O técnico Fernando Diniz chegou ao Corinthians com mudanças visíveis desde os primeiros treinos. Em três jogos à frente do Timão, a equipe venceu dois e empatou um, sem sofrer gols. O entrosamento e a comunicação entre elenco e comissão técnica aparecem como pilares da oposição ao estilo anterior.

A principal leitura está na intensidade das ações fora de posição, na aproximação entre linhas e na leitura de leitura de jogo. Diniz cobra perto dos jogadores, orienta ajustes em tempo real e valoriza quem, mesmo sem uso constante, participa da construção ofensiva.

Mudanças na construção e na mobilidade

Em campo, o time tende a sair jogando com mais fluidez e a movimentar os lados. O lateral Bidu alterna entre ficar mais baixo na base e avançar para apoiar, enquanto Mateuzinho projeta-se mais pelo flanco direito. Essa oscilações ajudam a dificultar a marcação adversária.

Meias como Garro e Bidon passam a ficar mais próximos da construção, descem para participar da saída e ajudam a circulação. O objetivo é criar passes curtos, abrir opções de tabelas e manter o adversário com a bola sob pressão, ao invés de controlar o ritmo do jogo.

Efeitos práticos e números

A mudança também atinge o meio-campo central, com garrafas de passe mais próximas e leituras de espaço mais criativas, diante de blocos compactos adversários. A configuração tem favorecido gols de bola parada e jogadas ensaiadas, com aumento na média de gols nessas situações.

A comparação com o período de Dorival aponta evolução: enquanto o time marcou 0,51 gols por jogo de bola parada em 56 jogos sob Dorival, a média subiu para 0,66 por jogo no ciclo atual.
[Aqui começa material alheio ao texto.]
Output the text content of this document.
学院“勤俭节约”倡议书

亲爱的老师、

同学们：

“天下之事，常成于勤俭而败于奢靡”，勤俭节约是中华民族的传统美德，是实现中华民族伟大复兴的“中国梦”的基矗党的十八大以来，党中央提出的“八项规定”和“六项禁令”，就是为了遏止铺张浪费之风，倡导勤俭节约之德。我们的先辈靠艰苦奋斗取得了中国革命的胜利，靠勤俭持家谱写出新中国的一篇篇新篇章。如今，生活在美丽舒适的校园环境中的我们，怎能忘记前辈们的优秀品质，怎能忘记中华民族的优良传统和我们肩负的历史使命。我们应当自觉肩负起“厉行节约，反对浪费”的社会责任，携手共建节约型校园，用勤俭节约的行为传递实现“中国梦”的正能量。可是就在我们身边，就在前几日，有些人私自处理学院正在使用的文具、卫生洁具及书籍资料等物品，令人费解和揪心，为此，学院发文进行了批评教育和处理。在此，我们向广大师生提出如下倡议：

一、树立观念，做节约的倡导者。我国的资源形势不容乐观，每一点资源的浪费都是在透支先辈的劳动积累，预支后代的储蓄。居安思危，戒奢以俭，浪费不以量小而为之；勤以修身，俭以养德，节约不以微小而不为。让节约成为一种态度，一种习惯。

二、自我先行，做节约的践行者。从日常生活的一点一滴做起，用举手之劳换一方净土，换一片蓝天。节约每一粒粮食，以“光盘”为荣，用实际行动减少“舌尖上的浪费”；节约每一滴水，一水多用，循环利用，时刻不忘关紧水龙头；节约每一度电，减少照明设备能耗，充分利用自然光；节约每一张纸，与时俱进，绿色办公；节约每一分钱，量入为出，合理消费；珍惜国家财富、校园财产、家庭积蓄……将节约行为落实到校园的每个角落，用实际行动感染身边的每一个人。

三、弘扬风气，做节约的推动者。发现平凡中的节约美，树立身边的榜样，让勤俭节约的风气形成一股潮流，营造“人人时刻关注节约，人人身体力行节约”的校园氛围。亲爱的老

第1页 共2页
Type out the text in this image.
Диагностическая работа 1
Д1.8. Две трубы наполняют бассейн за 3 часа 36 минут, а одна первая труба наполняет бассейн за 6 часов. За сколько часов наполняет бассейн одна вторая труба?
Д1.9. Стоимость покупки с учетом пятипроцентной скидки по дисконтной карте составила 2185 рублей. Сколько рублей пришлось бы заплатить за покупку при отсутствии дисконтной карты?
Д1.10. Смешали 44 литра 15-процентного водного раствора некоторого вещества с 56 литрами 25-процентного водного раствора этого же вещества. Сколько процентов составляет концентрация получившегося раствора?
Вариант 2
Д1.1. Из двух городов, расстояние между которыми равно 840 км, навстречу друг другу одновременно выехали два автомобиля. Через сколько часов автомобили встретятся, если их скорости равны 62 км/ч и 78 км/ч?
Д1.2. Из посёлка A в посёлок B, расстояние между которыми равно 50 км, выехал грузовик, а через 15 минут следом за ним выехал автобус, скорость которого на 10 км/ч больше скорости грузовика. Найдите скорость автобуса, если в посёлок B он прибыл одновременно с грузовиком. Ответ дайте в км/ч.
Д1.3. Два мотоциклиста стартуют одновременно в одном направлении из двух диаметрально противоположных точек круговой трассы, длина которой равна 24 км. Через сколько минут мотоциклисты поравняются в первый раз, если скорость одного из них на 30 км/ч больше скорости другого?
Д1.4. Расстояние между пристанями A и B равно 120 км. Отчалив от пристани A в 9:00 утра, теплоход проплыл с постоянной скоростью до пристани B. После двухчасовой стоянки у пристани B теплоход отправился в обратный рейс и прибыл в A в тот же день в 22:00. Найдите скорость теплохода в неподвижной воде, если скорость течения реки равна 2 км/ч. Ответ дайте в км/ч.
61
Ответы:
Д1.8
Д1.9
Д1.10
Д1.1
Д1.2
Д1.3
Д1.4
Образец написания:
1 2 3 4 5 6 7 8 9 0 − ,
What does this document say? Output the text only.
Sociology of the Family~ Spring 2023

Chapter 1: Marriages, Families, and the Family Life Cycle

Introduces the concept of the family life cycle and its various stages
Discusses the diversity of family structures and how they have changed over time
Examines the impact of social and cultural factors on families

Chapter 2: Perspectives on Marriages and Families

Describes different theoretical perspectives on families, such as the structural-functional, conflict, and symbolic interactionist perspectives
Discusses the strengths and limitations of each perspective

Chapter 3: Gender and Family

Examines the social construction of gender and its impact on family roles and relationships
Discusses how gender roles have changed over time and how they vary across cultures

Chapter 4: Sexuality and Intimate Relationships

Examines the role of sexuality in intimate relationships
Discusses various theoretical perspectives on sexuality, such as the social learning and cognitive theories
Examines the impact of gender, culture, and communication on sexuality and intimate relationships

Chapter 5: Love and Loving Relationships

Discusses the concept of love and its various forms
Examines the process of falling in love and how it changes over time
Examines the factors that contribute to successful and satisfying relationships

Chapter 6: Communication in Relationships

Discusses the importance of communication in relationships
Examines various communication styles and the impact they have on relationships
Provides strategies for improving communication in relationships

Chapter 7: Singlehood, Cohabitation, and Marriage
A marcação tornou-se mais eficiente mesmo diante de defesas organizadas.

Desafios e perspectivas

Ainda resta o desafio de manter a progressão contra blocos baixos, mantendo a regularidade na construção interior. A ideia é manter a fluidez sem comprometer a transição defensiva. A tendência indica um Corinthians mais vivo, com identidade clara, que pode ampliar seu repertório tático conforme o tempo.

No conjunto, as mudanças em Diniz apontam para uma equipe menos previsível e mais coordenada entre linhas. O Timão passa a ter desenho de jogo mais definido e, segundo análises, uma leitura de campo mais inteligente já nos primeiros jogos.